After nearly 20 years at Edinburgh, MacKenzie accepted the prestigious post of curator at the Chelsea Physic Garden, at that stage rather a mysterious place, not open to the general public, but shut away behind high walls in the Royal Hospital Road, by the River Thames. He stayed there until he was nearly 70, his retirement coinciding with the tercentenary of the garden in 1973.

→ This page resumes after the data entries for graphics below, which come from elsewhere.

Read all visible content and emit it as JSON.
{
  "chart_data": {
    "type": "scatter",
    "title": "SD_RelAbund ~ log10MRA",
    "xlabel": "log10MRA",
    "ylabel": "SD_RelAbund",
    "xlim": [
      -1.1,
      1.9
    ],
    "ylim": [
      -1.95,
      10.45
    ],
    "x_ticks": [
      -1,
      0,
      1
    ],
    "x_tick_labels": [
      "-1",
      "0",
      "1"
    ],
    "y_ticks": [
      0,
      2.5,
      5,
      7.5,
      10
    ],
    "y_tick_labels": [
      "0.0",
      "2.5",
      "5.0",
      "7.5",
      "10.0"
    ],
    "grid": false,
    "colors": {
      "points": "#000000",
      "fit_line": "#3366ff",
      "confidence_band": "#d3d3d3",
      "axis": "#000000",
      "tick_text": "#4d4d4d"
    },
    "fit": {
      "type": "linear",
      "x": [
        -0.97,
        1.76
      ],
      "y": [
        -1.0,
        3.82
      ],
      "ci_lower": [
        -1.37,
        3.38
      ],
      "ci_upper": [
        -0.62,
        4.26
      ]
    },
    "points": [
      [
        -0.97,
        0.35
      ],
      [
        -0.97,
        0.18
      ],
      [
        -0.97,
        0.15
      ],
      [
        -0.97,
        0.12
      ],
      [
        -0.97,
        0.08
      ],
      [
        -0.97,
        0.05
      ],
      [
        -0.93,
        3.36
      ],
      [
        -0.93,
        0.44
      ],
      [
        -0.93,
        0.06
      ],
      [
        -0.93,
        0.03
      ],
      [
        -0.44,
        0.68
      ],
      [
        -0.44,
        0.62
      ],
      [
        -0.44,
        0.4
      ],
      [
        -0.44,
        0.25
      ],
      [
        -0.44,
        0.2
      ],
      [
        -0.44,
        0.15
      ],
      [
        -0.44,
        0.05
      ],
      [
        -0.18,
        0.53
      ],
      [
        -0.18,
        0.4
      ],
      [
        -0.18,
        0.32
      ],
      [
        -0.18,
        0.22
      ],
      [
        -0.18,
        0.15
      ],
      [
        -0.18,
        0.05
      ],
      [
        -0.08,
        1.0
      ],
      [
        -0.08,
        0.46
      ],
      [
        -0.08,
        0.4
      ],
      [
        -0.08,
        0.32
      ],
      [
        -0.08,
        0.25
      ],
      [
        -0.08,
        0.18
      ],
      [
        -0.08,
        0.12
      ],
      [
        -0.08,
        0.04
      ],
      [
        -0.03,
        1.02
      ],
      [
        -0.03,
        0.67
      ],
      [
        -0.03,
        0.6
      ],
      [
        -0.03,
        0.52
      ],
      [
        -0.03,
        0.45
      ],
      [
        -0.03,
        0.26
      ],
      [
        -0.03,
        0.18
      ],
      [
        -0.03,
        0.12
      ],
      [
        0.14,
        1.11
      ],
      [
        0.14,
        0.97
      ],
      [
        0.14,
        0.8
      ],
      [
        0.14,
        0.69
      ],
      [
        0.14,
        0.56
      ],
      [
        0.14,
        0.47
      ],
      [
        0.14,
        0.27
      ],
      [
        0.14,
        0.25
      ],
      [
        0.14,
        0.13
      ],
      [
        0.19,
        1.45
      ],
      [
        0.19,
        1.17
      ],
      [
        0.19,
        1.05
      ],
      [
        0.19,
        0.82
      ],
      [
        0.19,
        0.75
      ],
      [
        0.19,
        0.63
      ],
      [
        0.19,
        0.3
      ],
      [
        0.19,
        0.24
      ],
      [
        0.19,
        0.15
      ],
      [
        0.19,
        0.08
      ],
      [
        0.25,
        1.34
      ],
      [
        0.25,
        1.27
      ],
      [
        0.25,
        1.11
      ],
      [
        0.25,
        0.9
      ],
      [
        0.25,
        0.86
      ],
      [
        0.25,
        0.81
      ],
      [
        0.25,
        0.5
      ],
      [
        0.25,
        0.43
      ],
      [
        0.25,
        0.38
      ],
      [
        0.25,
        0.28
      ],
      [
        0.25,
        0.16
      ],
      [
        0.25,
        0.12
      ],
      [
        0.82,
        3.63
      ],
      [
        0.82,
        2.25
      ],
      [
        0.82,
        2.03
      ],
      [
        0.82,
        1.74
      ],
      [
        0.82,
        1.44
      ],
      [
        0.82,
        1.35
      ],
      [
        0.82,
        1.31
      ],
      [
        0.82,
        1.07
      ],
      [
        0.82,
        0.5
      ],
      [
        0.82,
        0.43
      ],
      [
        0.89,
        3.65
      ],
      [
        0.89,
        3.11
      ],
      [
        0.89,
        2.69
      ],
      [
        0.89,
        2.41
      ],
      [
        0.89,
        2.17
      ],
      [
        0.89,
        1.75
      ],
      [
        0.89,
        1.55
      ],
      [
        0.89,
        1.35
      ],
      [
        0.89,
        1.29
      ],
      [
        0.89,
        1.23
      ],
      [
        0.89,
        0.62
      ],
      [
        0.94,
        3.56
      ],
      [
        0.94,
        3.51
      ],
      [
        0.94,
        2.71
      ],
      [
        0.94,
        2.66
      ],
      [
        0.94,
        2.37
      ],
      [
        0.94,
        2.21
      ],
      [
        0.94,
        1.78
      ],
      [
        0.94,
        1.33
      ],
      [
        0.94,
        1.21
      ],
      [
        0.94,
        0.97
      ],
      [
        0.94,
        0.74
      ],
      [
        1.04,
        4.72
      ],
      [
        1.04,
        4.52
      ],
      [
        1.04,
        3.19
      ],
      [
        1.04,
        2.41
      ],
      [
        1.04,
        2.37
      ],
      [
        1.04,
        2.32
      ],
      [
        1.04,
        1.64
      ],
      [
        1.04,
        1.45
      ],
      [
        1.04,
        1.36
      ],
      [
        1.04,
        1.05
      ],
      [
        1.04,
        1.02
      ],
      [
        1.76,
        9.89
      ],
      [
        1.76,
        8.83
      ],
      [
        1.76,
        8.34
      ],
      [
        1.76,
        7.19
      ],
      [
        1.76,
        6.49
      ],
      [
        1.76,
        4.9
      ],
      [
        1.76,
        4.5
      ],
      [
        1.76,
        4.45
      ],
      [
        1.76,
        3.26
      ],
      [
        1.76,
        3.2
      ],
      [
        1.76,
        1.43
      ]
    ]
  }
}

Just after the Second World War, when MacKenzie first came to London, the chairman of the committee who ran the garden for the Society of Apothecaries was the great plantsman E.A. Bowles, who gardened at Middleton House, in Enfield. "Bowles was a very wise judge of character," says the distinguished botanist and taxonomist William Stearn, who remembers MacKenzie's arrival at the Physic Garden. "MacKenzie was a first-class curator, very well trained. His sheer competence in all departments of gardening is what I remember best about him. And he was such an agreeable, genial person."
When MacKenzie came to the Physic Garden, it was suffering very much from the neglect of the war years. MacKenzie described how he used to "roll up the chickweed, like rolling up a carpet". But despite this, he found time to serve on various committees for the Royal Horticultural Society and it was they who in 1961 awarded him the Victoria Medal of Honour, the highest accolade available to gardeners. You would have to dig hard to get him to tell you that, for as well as being a great plantsman, Bill MacKenzie was imbued with the rarest of all qualities, modesty.
Anna Pavord
William Gregor MacKenzie, plantsman, gardener: born Ballimore, Loch Fyne, Argyllshire 14 June 1904; married; died Frimley Green, Surrey 16 October 1995.